たとえば「愛・所属の欲求」の場合、「あの人はいつもわたしのことを気にかけてくれている」とか「誰もわかってくれる人がいなくても、あの人ならきっとわかってくれる」、さらに「困った時にはあの人に話を聴いてもらいたい」と感じるような相手であれば、その人は間違いなく自分の「愛・所属の欲求」を日常で満たしてくれている人である。私達はこのような人に「いつも一緒にいて欲しい」と感じるのである。
自分の基本的欲求を満たす理想的なイメージ写真を選択理論では「上質世界」と呼んでいるが、日頃から「愛・所属の欲求」を満たしてくれる相手(自分が欲しくてたまらないものを与えてくれる相手)の写真は、確実にその人の脳の中に貼られている。

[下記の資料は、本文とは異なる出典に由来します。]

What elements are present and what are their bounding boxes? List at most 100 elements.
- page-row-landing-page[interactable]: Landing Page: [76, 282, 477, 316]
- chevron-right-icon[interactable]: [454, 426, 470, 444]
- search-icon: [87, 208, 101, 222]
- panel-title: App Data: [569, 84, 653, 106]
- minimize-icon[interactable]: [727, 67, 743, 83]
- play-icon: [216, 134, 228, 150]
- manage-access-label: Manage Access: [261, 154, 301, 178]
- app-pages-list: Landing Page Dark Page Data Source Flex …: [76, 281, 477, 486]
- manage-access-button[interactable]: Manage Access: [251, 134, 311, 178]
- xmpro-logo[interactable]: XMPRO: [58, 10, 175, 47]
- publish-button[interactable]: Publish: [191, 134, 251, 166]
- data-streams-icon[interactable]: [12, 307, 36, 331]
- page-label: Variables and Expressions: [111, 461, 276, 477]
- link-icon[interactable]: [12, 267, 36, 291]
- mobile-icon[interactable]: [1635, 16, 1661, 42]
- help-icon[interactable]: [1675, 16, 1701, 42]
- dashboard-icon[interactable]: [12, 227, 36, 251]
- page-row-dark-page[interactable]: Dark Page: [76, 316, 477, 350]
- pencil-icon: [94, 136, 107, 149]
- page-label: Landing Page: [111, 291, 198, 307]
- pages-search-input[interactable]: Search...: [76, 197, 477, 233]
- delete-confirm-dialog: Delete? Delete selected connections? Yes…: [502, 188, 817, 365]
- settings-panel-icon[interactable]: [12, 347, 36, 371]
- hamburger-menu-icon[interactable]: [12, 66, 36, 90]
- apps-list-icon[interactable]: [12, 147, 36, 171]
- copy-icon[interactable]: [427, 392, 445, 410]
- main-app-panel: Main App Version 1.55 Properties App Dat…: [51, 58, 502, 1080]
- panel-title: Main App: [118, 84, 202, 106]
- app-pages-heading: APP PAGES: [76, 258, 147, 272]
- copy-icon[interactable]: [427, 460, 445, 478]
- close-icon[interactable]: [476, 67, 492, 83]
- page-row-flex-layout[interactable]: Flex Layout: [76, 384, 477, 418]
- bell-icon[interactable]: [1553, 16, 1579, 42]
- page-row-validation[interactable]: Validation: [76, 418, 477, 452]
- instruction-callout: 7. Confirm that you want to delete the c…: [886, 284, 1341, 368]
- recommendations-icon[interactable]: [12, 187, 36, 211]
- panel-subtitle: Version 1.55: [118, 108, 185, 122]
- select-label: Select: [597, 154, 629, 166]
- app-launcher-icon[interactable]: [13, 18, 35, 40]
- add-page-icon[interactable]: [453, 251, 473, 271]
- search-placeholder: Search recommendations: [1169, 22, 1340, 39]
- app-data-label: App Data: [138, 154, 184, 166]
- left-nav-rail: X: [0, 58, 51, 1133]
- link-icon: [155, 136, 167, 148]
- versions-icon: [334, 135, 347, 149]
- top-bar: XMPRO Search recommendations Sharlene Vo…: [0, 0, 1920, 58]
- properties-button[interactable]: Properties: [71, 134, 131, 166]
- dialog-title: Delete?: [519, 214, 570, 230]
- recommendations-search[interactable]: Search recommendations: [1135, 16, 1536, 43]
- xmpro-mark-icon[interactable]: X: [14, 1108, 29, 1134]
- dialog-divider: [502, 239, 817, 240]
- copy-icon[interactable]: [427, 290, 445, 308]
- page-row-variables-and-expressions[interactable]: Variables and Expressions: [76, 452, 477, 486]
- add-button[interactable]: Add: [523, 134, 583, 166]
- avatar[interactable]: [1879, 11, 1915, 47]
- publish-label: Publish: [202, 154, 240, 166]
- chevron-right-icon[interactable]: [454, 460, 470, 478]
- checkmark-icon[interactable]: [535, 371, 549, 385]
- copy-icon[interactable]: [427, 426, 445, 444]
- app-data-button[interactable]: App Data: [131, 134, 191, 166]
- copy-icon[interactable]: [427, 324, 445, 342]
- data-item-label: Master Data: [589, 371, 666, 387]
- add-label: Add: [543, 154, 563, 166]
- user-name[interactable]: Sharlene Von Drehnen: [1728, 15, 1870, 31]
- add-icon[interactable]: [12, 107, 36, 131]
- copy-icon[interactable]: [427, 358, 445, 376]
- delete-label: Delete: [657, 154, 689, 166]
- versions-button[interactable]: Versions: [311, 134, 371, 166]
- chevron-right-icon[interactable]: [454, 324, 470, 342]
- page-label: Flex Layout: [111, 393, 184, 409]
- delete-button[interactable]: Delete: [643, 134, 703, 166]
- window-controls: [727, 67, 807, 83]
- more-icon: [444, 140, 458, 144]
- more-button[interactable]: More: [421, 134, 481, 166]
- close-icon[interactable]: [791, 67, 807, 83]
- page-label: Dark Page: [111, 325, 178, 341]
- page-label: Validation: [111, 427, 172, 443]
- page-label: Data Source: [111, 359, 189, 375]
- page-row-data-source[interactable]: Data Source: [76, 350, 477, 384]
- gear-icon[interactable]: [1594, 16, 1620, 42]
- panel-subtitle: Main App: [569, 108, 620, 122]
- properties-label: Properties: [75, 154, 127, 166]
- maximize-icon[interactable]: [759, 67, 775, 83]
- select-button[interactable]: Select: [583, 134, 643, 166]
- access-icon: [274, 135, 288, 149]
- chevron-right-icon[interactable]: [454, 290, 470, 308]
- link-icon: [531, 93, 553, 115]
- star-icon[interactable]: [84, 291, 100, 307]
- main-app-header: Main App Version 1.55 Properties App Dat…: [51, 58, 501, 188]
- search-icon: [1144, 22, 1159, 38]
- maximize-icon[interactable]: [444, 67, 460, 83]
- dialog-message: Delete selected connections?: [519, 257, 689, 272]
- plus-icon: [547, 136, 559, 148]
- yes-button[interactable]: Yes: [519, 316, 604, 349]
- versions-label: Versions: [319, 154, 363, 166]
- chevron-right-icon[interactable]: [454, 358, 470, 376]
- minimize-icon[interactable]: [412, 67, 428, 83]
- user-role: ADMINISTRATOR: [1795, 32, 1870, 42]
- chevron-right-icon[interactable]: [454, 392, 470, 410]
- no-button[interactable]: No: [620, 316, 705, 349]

上司(コーチ)が信頼されているというとは、相手の上質世界に自分の写真が貼られているということである。
マタイの福音書7章12節「自分にしてもらいたいことは、ほかの人にもそのようにしなさい」の御言葉(黄金律)に生きることは、相手との信頼関係を構築することに繋がる。

「ラポール」を生み出すために

心理学者のアルバート・メラビアン博士は、ある人が他の人にコミュニケートする場合に与える印象について研究した。それによると「言語」そのものは7%、「声の調子」は38%、「表情・身振り・態度」は55%の影響を与えることが判明した。この調査はノンバーバルな要素が言語そのものよりもはるかに雄弁であることを示唆している。コミュニケーションにおいては何を言うかではなく、どのように言うかがより大切になる。また日常無意識に行っていること(しぐさ・態度)を見直し、意識的に行動する必要性があることを教えてくれている。
「ラポール」という言葉がある。これは信頼に満ちた暖かい感情の交流とか、相互理解の関係を表す言葉である。コミュニケーションを持とうとする場合最初に「ラポール」の関係を作る必要がある。そして相手と「ラポール」の架け橋を作るためにもまず「ペーシング」というコミュニケーションスキルが必要になってくる。英語のPacingは「歩調を合わせる、足並みをそろえる」という意味があるが、単に相手にペースを合わせ「相手のダンスを踊る」というだけではなく、相手の身構えを解く(胸襟を開く)という目的ために用いられるスキルである。「ペーシング」には、声の大きさ、話すスピード、姿勢、視線の高さ、言葉遣い、服装、相手との共通点 等様々なものがある。「ラポール」を生み出す「ペーシング」を実行する際には「メラビアンの法則」を意識する必要がある。